Which was perhaps the truth. The Cascade Coven looked down on anyone who wasn’t a magic user. Hunters, for all their brutality, weren’t in the same social class the Adler family moved in. If they were going to sacrifice anyone to a cause, it would most likely not be from their coven. But the fight for territory was an old one. That explained their antagonism toward his presence and perhaps their outreach to the Spokane Night Court if the vampire in the forest truly came from the east.
It didn’t explain the poltergeist.
But whatever Adler wanted, Takoma didn’t want her to succeed in getting it—especiallyif she was after Spencer.
Takoma caught Masha’s eye and nodded. She smiled widely at him, fangs gleaming beneath the harsh fluorescent light, before she dropped the deboning knife on the processing table in favor of wrenching the man’s head back to bare his throat. She sank her fangs into his flesh, tearing into the vein below and ripping it open.

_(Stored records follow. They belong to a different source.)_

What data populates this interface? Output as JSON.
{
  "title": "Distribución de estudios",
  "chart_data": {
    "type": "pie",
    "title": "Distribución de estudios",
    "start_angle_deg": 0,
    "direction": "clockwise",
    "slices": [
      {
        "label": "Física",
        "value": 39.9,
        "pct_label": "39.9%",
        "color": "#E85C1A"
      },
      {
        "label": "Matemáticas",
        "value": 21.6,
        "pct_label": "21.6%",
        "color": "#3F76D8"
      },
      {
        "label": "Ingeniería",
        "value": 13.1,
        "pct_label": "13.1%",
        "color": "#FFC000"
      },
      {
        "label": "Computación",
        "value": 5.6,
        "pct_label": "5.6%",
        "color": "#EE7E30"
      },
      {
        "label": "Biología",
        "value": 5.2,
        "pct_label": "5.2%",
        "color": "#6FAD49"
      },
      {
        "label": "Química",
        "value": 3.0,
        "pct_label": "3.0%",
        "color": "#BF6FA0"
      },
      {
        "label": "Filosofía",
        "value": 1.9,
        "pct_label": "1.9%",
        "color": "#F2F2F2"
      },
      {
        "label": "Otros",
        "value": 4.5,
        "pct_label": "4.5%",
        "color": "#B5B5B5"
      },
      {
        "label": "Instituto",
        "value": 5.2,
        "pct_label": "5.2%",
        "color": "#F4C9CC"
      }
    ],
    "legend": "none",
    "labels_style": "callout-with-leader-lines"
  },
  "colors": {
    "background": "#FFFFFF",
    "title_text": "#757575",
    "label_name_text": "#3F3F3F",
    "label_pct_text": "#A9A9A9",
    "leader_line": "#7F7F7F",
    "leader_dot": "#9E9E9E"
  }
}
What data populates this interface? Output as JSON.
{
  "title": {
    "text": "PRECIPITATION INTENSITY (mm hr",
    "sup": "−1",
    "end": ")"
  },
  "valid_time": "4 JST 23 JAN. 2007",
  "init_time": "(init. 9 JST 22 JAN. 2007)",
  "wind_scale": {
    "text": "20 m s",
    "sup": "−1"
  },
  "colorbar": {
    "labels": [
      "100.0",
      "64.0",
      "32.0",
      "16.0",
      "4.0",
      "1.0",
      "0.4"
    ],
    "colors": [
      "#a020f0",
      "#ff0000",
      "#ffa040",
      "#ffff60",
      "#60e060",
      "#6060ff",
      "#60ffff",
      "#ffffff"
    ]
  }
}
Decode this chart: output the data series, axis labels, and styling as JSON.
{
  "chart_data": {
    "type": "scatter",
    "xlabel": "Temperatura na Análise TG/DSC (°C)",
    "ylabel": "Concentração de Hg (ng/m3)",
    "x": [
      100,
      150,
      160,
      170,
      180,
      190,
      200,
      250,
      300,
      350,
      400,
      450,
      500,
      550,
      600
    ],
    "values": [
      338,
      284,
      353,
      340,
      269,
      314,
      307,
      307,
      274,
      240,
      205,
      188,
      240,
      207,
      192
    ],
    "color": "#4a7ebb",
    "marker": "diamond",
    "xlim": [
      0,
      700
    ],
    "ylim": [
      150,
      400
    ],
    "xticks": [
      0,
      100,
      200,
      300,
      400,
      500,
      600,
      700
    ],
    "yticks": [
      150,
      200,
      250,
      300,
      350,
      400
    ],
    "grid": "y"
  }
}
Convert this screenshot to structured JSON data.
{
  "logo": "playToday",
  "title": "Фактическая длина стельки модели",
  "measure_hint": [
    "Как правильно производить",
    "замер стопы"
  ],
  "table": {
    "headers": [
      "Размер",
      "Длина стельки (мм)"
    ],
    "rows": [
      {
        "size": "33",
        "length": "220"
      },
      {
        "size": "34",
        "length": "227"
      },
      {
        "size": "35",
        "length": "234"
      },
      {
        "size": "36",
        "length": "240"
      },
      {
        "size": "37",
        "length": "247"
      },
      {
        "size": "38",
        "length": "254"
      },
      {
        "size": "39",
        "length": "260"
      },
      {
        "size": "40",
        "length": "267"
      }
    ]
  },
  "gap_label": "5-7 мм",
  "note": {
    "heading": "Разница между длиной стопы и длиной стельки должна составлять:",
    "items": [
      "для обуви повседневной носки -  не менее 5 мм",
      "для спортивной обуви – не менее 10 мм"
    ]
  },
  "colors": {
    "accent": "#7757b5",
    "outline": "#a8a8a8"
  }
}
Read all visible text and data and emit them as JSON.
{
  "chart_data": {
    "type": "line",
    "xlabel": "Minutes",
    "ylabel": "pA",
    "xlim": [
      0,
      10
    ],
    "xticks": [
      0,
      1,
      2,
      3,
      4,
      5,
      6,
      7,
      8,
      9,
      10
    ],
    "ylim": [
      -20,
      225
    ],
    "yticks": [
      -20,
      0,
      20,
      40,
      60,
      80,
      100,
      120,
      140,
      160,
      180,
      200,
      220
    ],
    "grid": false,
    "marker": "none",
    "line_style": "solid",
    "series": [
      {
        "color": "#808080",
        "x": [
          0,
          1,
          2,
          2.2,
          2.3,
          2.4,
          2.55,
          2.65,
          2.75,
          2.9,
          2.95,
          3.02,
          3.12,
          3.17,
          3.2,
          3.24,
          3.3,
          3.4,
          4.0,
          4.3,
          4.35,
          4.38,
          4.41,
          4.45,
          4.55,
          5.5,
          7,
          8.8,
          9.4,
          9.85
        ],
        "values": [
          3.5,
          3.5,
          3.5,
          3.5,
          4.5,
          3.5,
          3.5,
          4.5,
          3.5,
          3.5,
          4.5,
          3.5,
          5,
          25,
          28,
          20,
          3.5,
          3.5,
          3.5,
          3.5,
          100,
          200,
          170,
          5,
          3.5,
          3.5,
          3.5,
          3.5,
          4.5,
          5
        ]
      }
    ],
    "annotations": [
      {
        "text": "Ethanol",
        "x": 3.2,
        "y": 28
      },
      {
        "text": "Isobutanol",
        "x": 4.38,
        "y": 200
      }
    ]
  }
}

“No!” the hunter in Takoma’s grip yelled.
“I said quickly, not painlessly,” Takoma said, holding the man’s head at the perfect angle to force him to watch as Masha fed. At a nod from Takoma, the rest of his vampires set upon the remaining hunters, feasting on the enemy.
The human body held around ten units of blood in their veins. Death by exsanguination didn’t take long, not when his vampires were hungry for a meal. In the end, death was a messy business, but at least the fish-processing plant would make cleanup easy.
Takoma looked down at the last surviving hunter, seeing that tears had washed quite a bit of the blood away on his face. Takoma rested the fingertips of his free hand against the hunter’s chest, sharp nails pricking cold skin. The man’s eyes rolled in their sockets, lips quivering. He didn’t beg for his life though, which Takoma thought was refreshing.
It didn’t take much effort for Takoma to rip out the hunter’s heart. The man was dead before Takoma’s fangs sank into the still-beating muscle, sucking blood out of the chambers. After a moment, he stepped away from the processing tables, tossing the drained heart onto the body behind him. “Dispose of the pieces like usual.”
Masha nodded as the rest of the vampires who’d come with him tonight set upon the bodies for the purpose of further feeding and dismembering. The mess they’d made would be cleaned up with the industrial tools in the processing area. When the morning shift arrived, no one would be the wiser.